Beijing Key Laboratory of Fundus Diseases Intelligent Diagnosis & Drug/Device Development and Translation, Beijing, China.
Br J Ophthalmol. 2025 Aug 20;109(9):1036-1042. doi: 10.1136/bjo-2024-326064.
To investigate rule-based and deep learning (DL)-based methods for the automatically generating natural language diagnostic reports for macular diseases.
This diagnostic study collected the ophthalmic images of 2261 eyes from 1303 patients. Colour fundus photographs and optical coherence tomography images were obtained. Eyes without retinal diseases as well as eyes diagnosed with four macular diseases were included. For each eye, a diagnostic report was written with a format consisting of lesion descriptions, diagnoses and recommendations. Subsequently, a rule-based natural language processing (NLP) and a DL-based NLP system were developed to automatically generate a diagnostic report. To assess the effectiveness of these models, two junior ophthalmologists wrote diagnostic reports for the collected images independently. A questionnaire was designed and judged by two retina specialists to grade each report's readability, correctness of diagnosis, lesion description and recommendations.
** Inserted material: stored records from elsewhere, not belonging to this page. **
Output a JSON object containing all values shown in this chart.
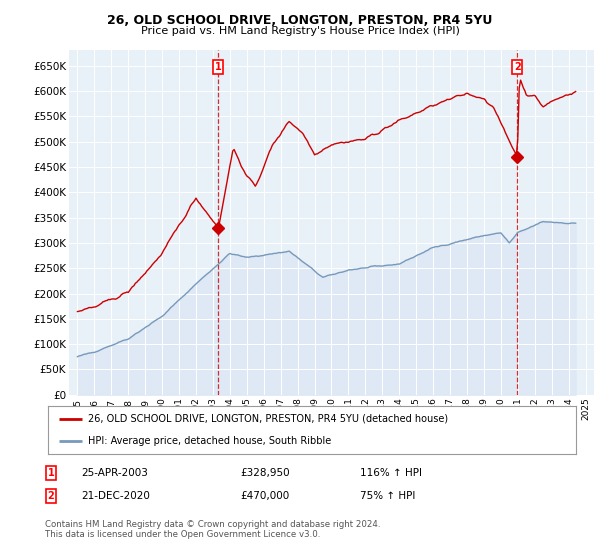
{
  "title1": "26, OLD SCHOOL DRIVE, LONGTON, PRESTON, PR4 5YU",
  "title2": "Price paid vs. HM Land Registry's House Price Index (HPI)",
  "ylabel_ticks": [
    "£0",
    "£50K",
    "£100K",
    "£150K",
    "£200K",
    "£250K",
    "£300K",
    "£350K",
    "£400K",
    "£450K",
    "£500K",
    "£550K",
    "£600K",
    "£650K"
  ],
  "ytick_values": [
    0,
    50000,
    100000,
    150000,
    200000,
    250000,
    300000,
    350000,
    400000,
    450000,
    500000,
    550000,
    600000,
    650000
  ],
  "ylim": [
    0,
    680000
  ],
  "xlim_start": 1994.5,
  "xlim_end": 2025.5,
  "xtick_years": [
    1995,
    1996,
    1997,
    1998,
    1999,
    2000,
    2001,
    2002,
    2003,
    2004,
    2005,
    2006,
    2007,
    2008,
    2009,
    2010,
    2011,
    2012,
    2013,
    2014,
    2015,
    2016,
    2017,
    2018,
    2019,
    2020,
    2021,
    2022,
    2023,
    2024,
    2025
  ],
  "hpi_color": "#7799bb",
  "hpi_fill_color": "#dde8f5",
  "price_color": "#cc0000",
  "marker1_x": 2003.32,
  "marker1_y": 328950,
  "marker2_x": 2020.97,
  "marker2_y": 470000,
  "legend_label1": "26, OLD SCHOOL DRIVE, LONGTON, PRESTON, PR4 5YU (detached house)",
  "legend_label2": "HPI: Average price, detached house, South Ribble",
  "annot1_num": "1",
  "annot1_date": "25-APR-2003",
  "annot1_price": "£328,950",
  "annot1_hpi": "116% ↑ HPI",
  "annot2_num": "2",
  "annot2_date": "21-DEC-2020",
  "annot2_price": "£470,000",
  "annot2_hpi": "75% ↑ HPI",
  "footnote": "Contains HM Land Registry data © Crown copyright and database right 2024.\nThis data is licensed under the Open Government Licence v3.0.",
  "bg_color": "#ffffff",
  "plot_bg_color": "#e8f0f8",
  "grid_color": "#ffffff"
}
The rule-based NLP reports achieved higher grades over junior ophthalmologists in correctness of diagnosis (9.13±1.52 vs 9.03±1.42 points) and recommendations (8.55±2.74 vs 8.50±2.53 points). Furthermore, the DL-based NLP reports got slightly lower grades to those of junior ophthalmologists in lesion description (8.82±1.84 vs 9.12±1.20 points, p<0.05), correctness of diagnosis (8.72±2.36 vs 9.08±1.55 points, p<0.05) and recommendations (8.81±2.52 vs 9.15±1.65 points, p<0.05). For readability, the DL-based reports performed better than junior ophthalmologists, with scores of 9.98±0.17 vs 9.94±0.25 points (p=0.094).
The multimodal AI system, coupled with the NLP algorithm, has demonstrated competence in generating reports for four macular diseases compared with junior ophthalmologists.
研究基于规则和深度学习(DL)的方法,用于自动生成黄斑疾病的自然语言诊断报告。
这项诊断研究收集了1303例患者2261只眼睛的眼科图像。获取了彩色眼底照片和光学相干断层扫描图像。纳入了无视网膜疾病的眼睛以及诊断为四种黄斑疾病的眼睛。对于每只眼睛,撰写了一份诊断报告,格式包括病变描述、诊断和建议。随后,开发了基于规则的自然语言处理(NLP)和基于DL的NLP系统来自动生成诊断报告。为了评估这些模型的有效性,两名初级眼科医生独立为收集的图像撰写诊断报告。设计了一份问卷,并由两名视网膜专家进行评判,以对每份报告的可读性、诊断正确性、病变描述和建议进行评分。
基于规则的NLP报告在诊断正确性(9.13±1.52分对9.03±1.42分)和建议(8.55±2.74分对8.50±2.53分)方面比初级眼科医生的评分更高。此外,基于DL的NLP报告在病变描述(8.82±1.84分对9.12±1.20分,p<0.05)、诊断正确性(8.72±2.36分对9.08±1.55分,p<0.05)和建议(8.81±2.52分对9.15±1.65分,p<0.05)方面比初级眼科医生的评分略低。在可读性方面,基于DL的报告表现优于初级眼科医生,得分为9.98±0.17分对9.94±0.25分(p=0.094)。
与初级眼科医生相比,结合NLP算法的多模态人工智能系统在生成四种黄斑疾病的报告方面已显示出能力。